In 1999, a Catholic priest in Chicago found himself counseling a parishioner who was struggling to stay afloat financially. The parishioner, a mother who worked two jobs, had been paying $120 every two weeks for over a year to service two payday loans. The priest was shocked to learn that the original principal of the loans was only $600. In repayment of that $600, this woman had paid out over $2,000—over 500 percent in annual interest—and was still paying.
The priest, Monsignor John Egan, helped his parishioner pay off the loans and the interest—and then helped catalyze a community-wide effort to fight unscrupulous and predatory lending.
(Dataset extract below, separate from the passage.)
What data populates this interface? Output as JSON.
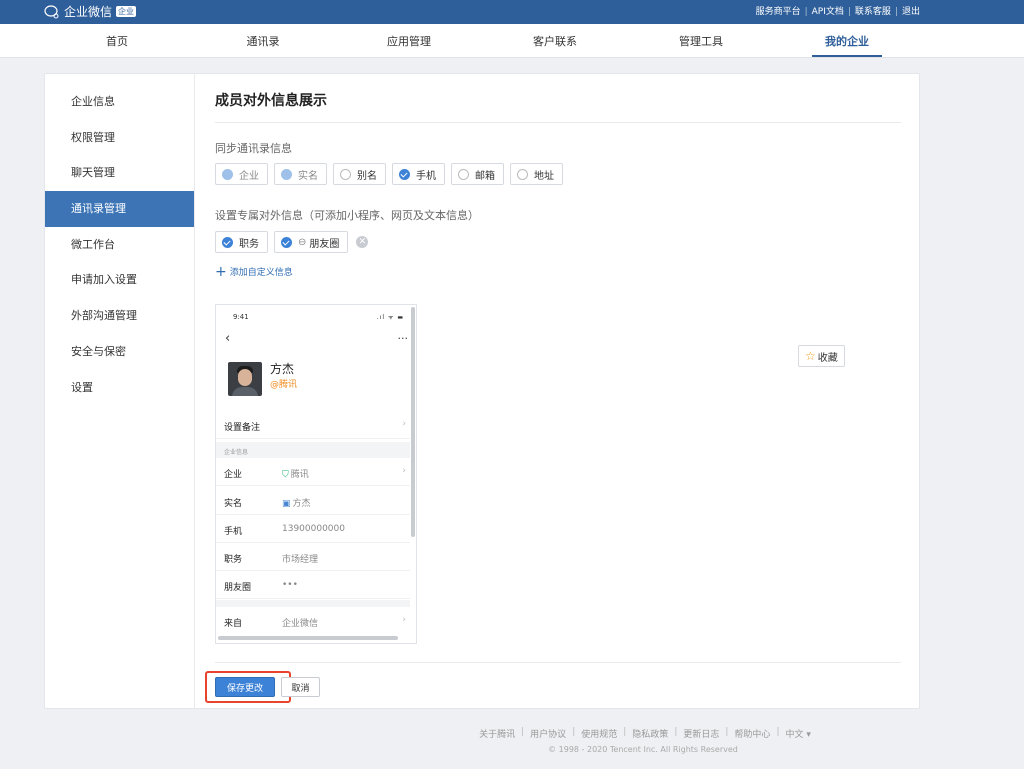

After his death in 2001, the coalition he assembled named itself the Monsignor John Egan Campaign for Payday Loan Reform and became one of the country’s first faith-based coalitions to combat predatory payday lending. Since then, faith leaders have gathered in nearly every state affected by payday lending to call for an end to these predatory loans and the damage they inflict on families and communities. Over the past fifteen years, clergy have forged uncommon partnerships grounded in shared biblical principles. In an effort to protect financially vulnerable households, clergy have taken to the streets, collected signatures for ballots, lobbied state legislatures, raised funds to help families get out from under predatory loans, and prayed in front of payday shops.
Now, in this biblical year of release from debts, a drumbeat is building across the country. In church basements and large urban synagogues, people of faith and goodwill are joining their voices in a unified call for national regulation to stop the payday debt trap.
Understanding the Rapidly Expanding Payday Loan Industry
Lending as a tool of exploitation is nothing new. In America, predatory lending practices have flourished at various points in our history, from sharecropping contracts of the post-Reconstruction era to the “loan sharks” and the “salary lenders” of the early 1900s who enticed workers into expensive debt.
Over the last twenty years, the payday lending industry has expanded exponentially. During the 1990s, the number of payday lending storefronts exploded, growing from less than 200 to over 22,000, located in urban strip malls and on rural roads across the country.